Dans un avis de partie II, n° 20215602, du 4 novembre 2021, la commission a estimé opportun de compléter sa grille d’analyse afin de tenir compte de la décision d’Assemblée n°s 422327 et 431026, du 12 juin 2020, par laquelle le Conseil d’État a précisé qu’afin de déterminer s'il y a lieu ou non de faire droit à une demande de consultation anticipée, il convient de mettre en balance d'une part, l'intérêt légitime du demandeur apprécié au regard du droit de demander compte à tout agent public de son administration posé par l'article 15 de la Déclaration des droits de l’homme et du citoyen du 26 août 1789 et de la liberté de recevoir et de communiquer des informations protégée par l'article 10 de la Convention européenne de sauvegarde des droits de l'homme et des libertés fondamentales, et, d'autre part, les intérêts que la loi a entendu protéger. L’intérêt légitime du demandeur doit être apprécié au vu de la démarche qu’il entreprend et du but qu’il poursuit en sollicitant la consultation anticipée d’archives publiques, de la nature des documents en cause et des informations qu’ils comportent. Les risques qui doivent être mis en balance sont ceux d’une atteinte excessive aux intérêts protégés par la loi. La pesée de l’un et des autres s’effectue en tenant compte notamment de l’effet, eu égard à la nature des documents en cause, de l’écoulement du temps et, le cas échéant, de la circonstance que ces documents ont déjà fait l’objet d’une autorisation de consultation anticipée ou ont été rendus publics.

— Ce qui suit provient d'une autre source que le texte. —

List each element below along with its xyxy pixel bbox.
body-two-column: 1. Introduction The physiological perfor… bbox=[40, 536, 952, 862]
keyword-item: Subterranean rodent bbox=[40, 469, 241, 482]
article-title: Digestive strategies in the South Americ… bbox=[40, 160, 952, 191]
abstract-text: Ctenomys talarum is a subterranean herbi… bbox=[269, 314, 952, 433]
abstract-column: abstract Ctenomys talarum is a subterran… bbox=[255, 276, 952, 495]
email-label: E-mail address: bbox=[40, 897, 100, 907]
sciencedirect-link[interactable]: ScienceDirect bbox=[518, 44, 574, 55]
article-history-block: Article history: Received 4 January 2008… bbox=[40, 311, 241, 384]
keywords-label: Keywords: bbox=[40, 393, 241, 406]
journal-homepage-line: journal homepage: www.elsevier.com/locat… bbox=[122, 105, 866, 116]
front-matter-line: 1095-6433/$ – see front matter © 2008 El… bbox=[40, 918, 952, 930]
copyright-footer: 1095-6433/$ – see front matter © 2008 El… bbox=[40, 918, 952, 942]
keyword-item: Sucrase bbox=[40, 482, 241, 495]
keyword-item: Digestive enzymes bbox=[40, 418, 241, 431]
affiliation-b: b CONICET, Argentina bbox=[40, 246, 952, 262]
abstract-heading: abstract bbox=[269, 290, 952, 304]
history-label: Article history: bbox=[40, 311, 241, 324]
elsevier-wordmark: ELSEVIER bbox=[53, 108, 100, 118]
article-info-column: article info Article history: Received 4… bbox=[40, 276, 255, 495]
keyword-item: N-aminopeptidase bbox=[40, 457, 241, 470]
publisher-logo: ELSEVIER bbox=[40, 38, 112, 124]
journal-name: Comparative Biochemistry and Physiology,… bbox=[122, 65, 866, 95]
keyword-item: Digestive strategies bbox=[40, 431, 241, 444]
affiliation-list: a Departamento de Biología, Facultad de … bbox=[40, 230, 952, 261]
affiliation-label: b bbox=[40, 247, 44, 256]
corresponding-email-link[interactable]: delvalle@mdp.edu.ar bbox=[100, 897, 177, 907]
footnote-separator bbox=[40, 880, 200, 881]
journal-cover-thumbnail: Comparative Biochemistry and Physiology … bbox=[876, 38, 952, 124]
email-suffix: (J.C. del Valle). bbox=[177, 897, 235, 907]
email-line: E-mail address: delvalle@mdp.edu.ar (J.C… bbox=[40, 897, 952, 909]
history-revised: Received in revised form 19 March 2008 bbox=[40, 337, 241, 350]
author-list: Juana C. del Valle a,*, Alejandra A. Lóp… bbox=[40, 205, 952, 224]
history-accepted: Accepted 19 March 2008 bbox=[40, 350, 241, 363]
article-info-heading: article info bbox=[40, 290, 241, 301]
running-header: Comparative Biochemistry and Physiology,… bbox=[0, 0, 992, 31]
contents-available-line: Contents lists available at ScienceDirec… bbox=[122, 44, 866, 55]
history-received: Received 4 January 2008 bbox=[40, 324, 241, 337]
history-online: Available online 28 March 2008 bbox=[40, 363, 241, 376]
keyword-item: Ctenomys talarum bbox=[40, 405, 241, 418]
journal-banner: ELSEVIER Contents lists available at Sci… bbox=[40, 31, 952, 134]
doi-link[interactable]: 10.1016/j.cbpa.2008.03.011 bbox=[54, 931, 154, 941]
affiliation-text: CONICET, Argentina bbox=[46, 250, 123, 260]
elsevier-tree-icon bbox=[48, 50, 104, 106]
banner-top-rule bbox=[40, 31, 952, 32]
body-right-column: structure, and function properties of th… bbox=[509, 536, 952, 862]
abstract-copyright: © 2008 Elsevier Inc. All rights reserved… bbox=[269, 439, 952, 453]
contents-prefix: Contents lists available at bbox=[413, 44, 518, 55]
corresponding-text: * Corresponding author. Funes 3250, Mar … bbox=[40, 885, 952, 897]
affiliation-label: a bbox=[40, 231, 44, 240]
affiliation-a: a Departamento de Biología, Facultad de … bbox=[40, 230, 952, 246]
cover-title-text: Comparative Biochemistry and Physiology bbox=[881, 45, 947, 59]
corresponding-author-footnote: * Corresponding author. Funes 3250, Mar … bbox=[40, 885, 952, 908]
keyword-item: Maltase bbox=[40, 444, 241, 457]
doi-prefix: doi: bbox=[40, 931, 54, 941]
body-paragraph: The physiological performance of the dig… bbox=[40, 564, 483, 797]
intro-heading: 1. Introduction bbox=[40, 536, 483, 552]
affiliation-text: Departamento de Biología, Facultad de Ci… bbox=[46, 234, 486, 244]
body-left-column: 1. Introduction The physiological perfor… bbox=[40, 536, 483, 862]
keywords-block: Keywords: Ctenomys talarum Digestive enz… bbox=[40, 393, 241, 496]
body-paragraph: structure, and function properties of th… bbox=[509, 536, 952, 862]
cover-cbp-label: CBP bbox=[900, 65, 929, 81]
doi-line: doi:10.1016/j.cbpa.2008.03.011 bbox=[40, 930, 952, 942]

En l'espèce, la commission relève que le demandeur, qui souhaite consulter les archives collectives des unités dans lesquelles il a servi, inscrit sa demande dans le cadre d'une recherche personnelle. Elle relève, en outre qu'en réponse à la demande qui lui a été adressée, le ministre des armées lui a indiqué que les dossiers demandés contiennent de nombreuses informations sensibles se rapportant à des tiers nommément désignés et relevant du secret de la vie privée et du secret médical, ainsi que du secret des affaires portées devant des juridictions. Elle relève, en outre, que ces dossiers seront intégralement librement communicables entre 2046 et 2074, selon la nature des informations qu'ils contiennent.
Au terme de la mise en balance des intérêts en présence, la commission estime que la consultation anticipée des fonds d’archives demandés est, en l’espèce, de nature à porter une atteinte excessive aux intérêts que la loi a entendu protéger. Elle émet, dès lors, un avis défavorable à la demande.